On the stock trading front, US stocks close near record highs. According to trading, US stocks pared some of their gains to close near record highs on Friday, supported by rising expectations for a September interest rate cut amid signs of easing inflation as earnings season begins with banks in focus.
The S&P 500 rose 0.5%, after hitting an all-time high of 5,655 during the session. Also, the Nasdaq 100 rose 0.5%, rebounding from its worst day since April. Furthermore, the Dow Jones jumped 247 points, closing above the 40,000 marks for the second time, having last reached that level on May 17. Moreover, JPMorgan shares fell 1.2% despite higher-than-expected revenue driven by higher investment banking fees. Likewise, Citigroup fell 1.8% even after beating revenue and earnings expectations. Ultimately, Wells Fargo shares fell 6% after reporting lower-than-expected net interest income.

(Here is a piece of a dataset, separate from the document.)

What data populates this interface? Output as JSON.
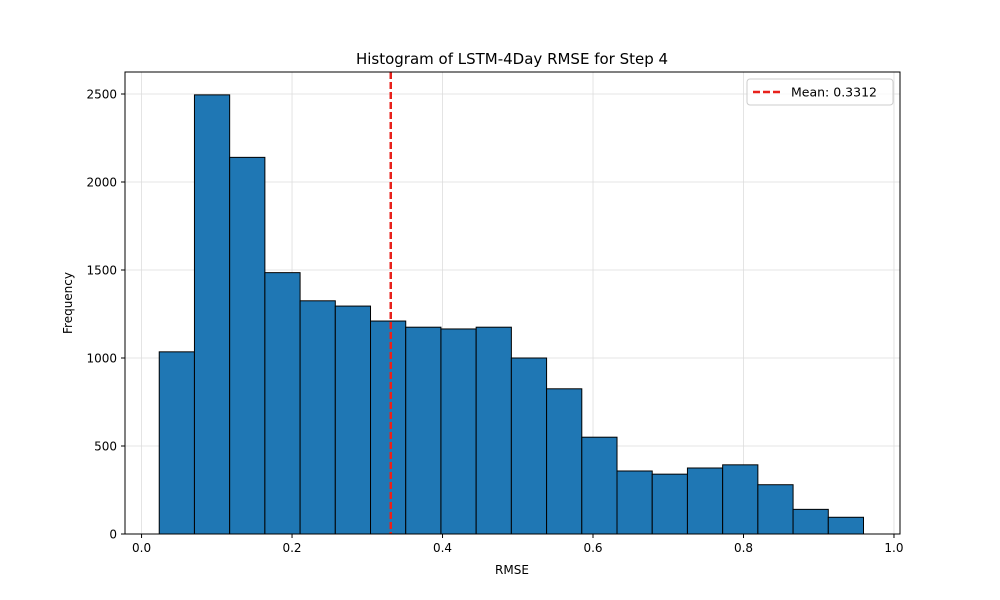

During last week’s trading, the Dow led gains, jumping 1%, followed by the S&P 500 (+0.6%) while the Nasdaq 100 fell (-0.5%).
USD/JPY Technical analysis and Expectations Today
The USD/JPY pair continues to trade slightly below its 100-hour moving average. A late pullback on Friday pushed the pair closer to the oversold levels of the 14-hour RSI. In the near term, based on the hourly chart, the USD/JPY pair is trading within a sideways channel. However, the 14-hour RSI has recently declined to approach oversold conditions. Therefore, the bears will target extended pullbacks around 156.96 or lower at the 156.14 support. On the other hand, the bulls will look to pounce on the bounces around 158.55 or higher at the 159.33 resistance.
In the long term, based on the daily chart, the USD/JPY pair is trading within an ascending channel. However, the 14-day RSI has recently retreated to recover from overbought levels. Therefore, bears will target extended pullback profits around 154.50 or lower at 150.82 support. On the other hand, bulls will look to pounce on profits around 161.90 or higher at 165.35 resistance.